Ошибкой Академии наук СССР приходится признать, например, то, что она взяла на себя строительство исследовательского ядерного нейтронного реактора «ПИК» на территории Петербургского института ядерной физики им. Б.П. Константинова, позже переданного в Курчатовский институт. Это один из старейших российских научных долгостроев. Начался процесс в далеком 1976 году, затем был остановлен после аварии на Чернобыльской АЭС, возобновлен и снова заторможен после распада СССР. В очередной раз строительство продолжилось в 2001 году, и с тех пор планировалось запустить реактор в 2009-м, потом в 2010, 2011 году и так далее. Есть знаменитая «теорема» одного из авторов этого проекта Юрия Петрова: во всякий заданный год до окончательной сдачи реактора остается пять лет. Впервые я про «теорему» услышал в Гатчине в 1979 году. Последняя дата планируемого пуска — 2018 год, но вряд ли он свершится. Это наглядный пример того, что происходит, когда Академия берется за несвойственные ей задачи. Взялось бы за дело советское министерство среднего машиностроения, реактор был бы уже давно построен.
Если мы будем ориентироваться на такие масштабные проекты, снова получим «теорему» Петрова. Большая часть бюджета РАН будет уходить на финансирование мегапроектов, в результате ни денег в Академии не останется для нормальной научной работы, ни установки не будут построены.
— Известно высказывание академика Сергеева о том, что Академия наук должна стать главной экспертной организацией России. Предполагает это усиление ее экспертной функции?

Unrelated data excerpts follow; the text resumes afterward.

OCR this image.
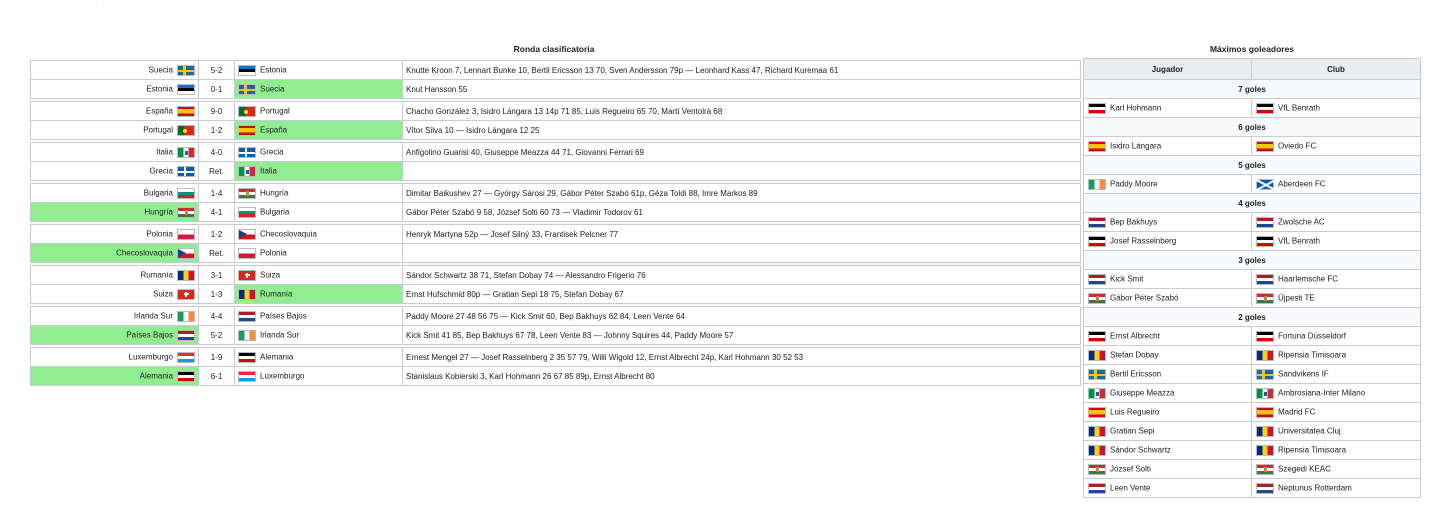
Ronda clasificatoria
Suecia	5-2	Estonia	Knutte Kroon 7, Lennart Bunke 10, Bertil Ericsson 13 70, Sven Andersson 79p — Leonhard Kass 47, Richard Kuremaa 61
Estonia	0-1	Suecia	Knut Hansson 55

España	9-0	Portugal	Chacho González 3, Isidro Lángara 13 14p 71 85, Luis Regueiro 65 70, Martí Ventolrà 68
Portugal	1-2	España	Vítor Silva 10 — Isidro Lángara 12 25

Italia	4-0	Grecia	Anfigolino Guarisi 40, Giuseppe Meazza 44 71, Giovanni Ferrari 69
Grecia	Ret.	Italia	

Bulgaria	1-4	Hungría	Dimitar Baikushev 27 — György Sárosi 29, Gábor Péter Szabó 61p, Géza Toldi 88, Imre Markos 89
Hungría	4-1	Bulgaria	Gábor Péter Szabó 9 58, József Solti 60 73 — Vladimir Todorov 61

Polonia	1-2	Checoslovaquia	Henryk Martyna 52p — Josef Silný 33, Frantisek Pelcner 77
Checoslovaquia	Ret.	Polonia	

Rumanía	3-1	Suiza	Sándor Schwartz 38 71, Stefan Dobay 74 — Alessandro Frigerio 76
Suiza	1-3	Rumanía	Ernst Hufschmid 80p — Gratian Sepi 18 75, Stefan Dobay 67

Irlanda Sur	4-4	Países Bajos	Paddy Moore 27 48 56 75 — Kick Smit 60, Bep Bakhuys 62 84, Leen Vente 64
Países Bajos	5-2	Irlanda Sur	Kick Smit 41 85, Bep Bakhuys 67 78, Leen Vente 83 — Johnny Squires 44, Paddy Moore 57

Luxemburgo	1-9	Alemania	Ernest Mengel 27 — Josef Rasselnberg 2 35 57 79, Willi Wigold 12, Ernst Albrecht 24p, Karl Hohmann 30 52 53
Alemania	6-1	Luxemburgo	Stanislaus Kobierski 3, Karl Hohmann 26 67 85 89p, Ernst Albrecht 80
Máximos goleadores
Jugador	Club
7 goles	
Karl Hohmann	VfL Benrath
6 goles	
Isidro Lángara	Oviedo FC
5 goles	
Paddy Moore	Aberdeen FC
4 goles	
Bep Bakhuys	Zwolsche AC
Josef Rasselnberg	VfL Benrath
3 goles	
Kick Smit	Haarlemsche FC
Gábor Péter Szabó	Újpesti TE
2 goles	
Ernst Albrecht	Fortuna Düsseldorf
Stefan Dobay	Ripensia Timisoara
Bertil Ericsson	Sandvikens IF
Giuseppe Meazza	Ambrosiana-Inter Milano
Luis Regueiro	Madrid FC
Gratian Sepi	Universitatea Cluj
Sándor Schwartz	Ripensia Timisoara
József Solti	Szegedi KEAC
Leen Vente	Neptunus Rotterdam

— Насчет экспертной функции Академии тоже не все так просто. Да, президент Сергеев считает, что РАН должна быть высшим экспертным научным сообществом в стране. Но Академия даже в части экспертизы не может и не должна отвечать за всю российскую науку, например, за то, что происходит в «Курчатнике» или в РФЯЦ-ВНИИТФ в Снежинске. Конечно, академические ученые занимались и занимаются экспертизой различных проектов, но это никогда не станет нашей главной задачей. Все-таки в члены Академии нас избирали не для этого, а для решения новых научных задач, как это и записано в Уставе РАН.
— Должна ли РАН принять участие в разработке нового закона о науке?

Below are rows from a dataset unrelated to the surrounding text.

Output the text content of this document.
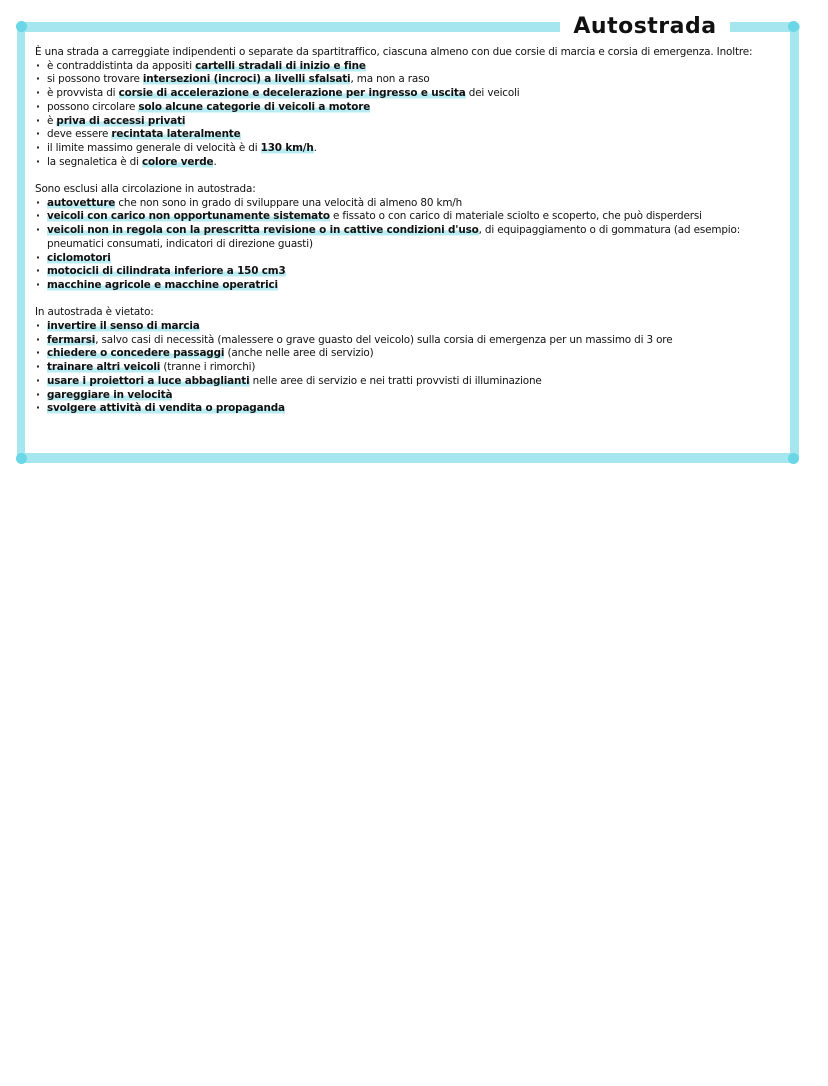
Autostrada

È una strada a carreggiate indipendenti o separate da spartitraffico, ciascuna almeno con due corsie di marcia e corsia di emergenza. Inoltre:

· è contraddistinta da appositi cartelli stradali di inizio e fine
· si possono trovare intersezioni (incroci) a livelli sfalsati, ma non a raso
· è provvista di corsie di accelerazione e decelerazione per ingresso e uscita dei veicoli
· possono circolare solo alcune categorie di veicoli a motore
· è priva di accessi privati
· deve essere recintata lateralmente
· il limite massimo generale di velocità è di 130 km/h.
· la segnaletica è di colore verde.

Sono esclusi alla circolazione in autostrada:

· autovetture che non sono in grado di sviluppare una velocità di almeno 80 km/h
· veicoli con carico non opportunamente sistemato e fissato o con carico di materiale sciolto e scoperto, che può disperdersi
· veicoli non in regola con la prescritta revisione o in cattive condizioni d'uso, di equipaggiamento o di gommatura (ad esempio: pneumatici consumati, indicatori di direzione guasti)
· ciclomotori
· motocicli di cilindrata inferiore a 150 cm3
· macchine agricole e macchine operatrici

In autostrada è vietato:

· invertire il senso di marcia
· fermarsi, salvo casi di necessità (malessere o grave guasto del veicolo) sulla corsia di emergenza per un massimo di 3 ore
· chiedere o concedere passaggi (anche nelle aree di servizio)
· trainare altri veicoli (tranne i rimorchi)
· usare i proiettori a luce abbaglianti nelle aree di servizio e nei tratti provvisti di illuminazione
· gareggiare in velocità
· svolgere attività di vendita o propaganda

— По этому вопросу я занимаю сдержанную позицию. Тот проект, что обсуждался в министерстве образования и науки, никуда не годится. Однако не думаю, что членам Академии самим стоит формулировать положения закона о науке. Разрабатывать его должны все же законодатели, при участии академических юристов. Безусловно одно — проект нового закона следует широко обсуждать и согласовывать с академическим сообществом.
В заключение скажу, что позиция президента РАН во многом вызывает уважение. Академик Сергеев честно признает, что российская наука находится в плачевном состоянии, в последние десятилетия у нас нет больших достижений, нет и светлых перспектив. Сколько ни празднуй юбилеи, а приходится признать, что даже институты, которые РАН и ФАНО собираются отнести к первой категории, на мировом уровне имеют сейчас довольно бледный вид. Что сможет сделать новое руководство РАН для преодоления этого отставания, покажет будущее. Три месяца — срок небольшой. Надо дать новому президенту некоторое время, а потом уже судить о результатах его деятельности.
* Золотая медаль имени академика В.Л. Гинзбурга учреждена РАН в 2015 году и присуждается отечественным и зарубежным ученым за выдающиеся работы в области физики и астрофизики. Михаил Садовский удостоен высокой академической награды за фундаментальные результаты в исследовании высокотемпературной сверхпроводимости.